EU: 5. Europäischer Datenschutztag; Schutz durch Risikobewusstsein
Rubrik: NachrichtenR. Olschewski - 2B Advice GmbH - the privacy benchmark
Datenschutzangriffe können von außen erfolgen, aber gehen weitaus häufiger von Mitarbeitern aus. Der 5. Europäische Datenschutztag will das Risikobewusstsein von Bürgern und Unternehmen für die Bedeutung eines wirksamen Datenschutzes in Europa steigern.
Dies ist kein Selbstzweck sondern Datenschutzverletzungen können erpressbar machen. Dies musste ein bekanntes bundesdeutsches Energieversorgungsunternehmen schmerzvoll erfahren. Das erfolgreiche Unternehmen, welches viel Geld in nationale Marketingkampagnen steckte, wurde von einem ehemaligen Werkstudenten mit geklauten Kundendaten erpresst. Der ehemalige Mitarbeiter hatte sich die Daten von 700.000 Kunden der E.ON Tochter „E wie einfach“ auf seinen privaten USB-Stick gespeichert.

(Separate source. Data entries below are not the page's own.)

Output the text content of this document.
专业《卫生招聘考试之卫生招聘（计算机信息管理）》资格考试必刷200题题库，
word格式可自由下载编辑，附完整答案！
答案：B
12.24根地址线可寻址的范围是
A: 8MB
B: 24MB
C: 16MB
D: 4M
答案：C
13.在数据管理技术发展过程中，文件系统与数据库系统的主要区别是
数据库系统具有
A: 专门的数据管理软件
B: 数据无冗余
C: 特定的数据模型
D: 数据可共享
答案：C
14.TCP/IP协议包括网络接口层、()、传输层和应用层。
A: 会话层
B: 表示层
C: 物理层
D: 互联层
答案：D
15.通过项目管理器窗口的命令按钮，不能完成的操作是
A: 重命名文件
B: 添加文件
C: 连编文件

Der ehemalige Mitarbeiter wurde im Dezember 2010 vom Landgericht München zu einer mehrjährigen Haftstrafe verurteilt, weil er gemeinsam mit Komplizen versucht hat, das Unternehmen zu erpressen. Am Ende wollte der Täter 800000 Euro für die Vernichtung der Daten von dem geschädigten Unternehmen. Letztlich wurde der Erpresser zwar überführt. Den USP-Stick mit dem Datenbestand will er vernichtet haben und die Staatsanwaltschaft hofft, dass dies auch stimmt. Welchen Wert die Daten auf dem Schwarzmarkt erzielt hätten, ist letztlich nicht bekannt.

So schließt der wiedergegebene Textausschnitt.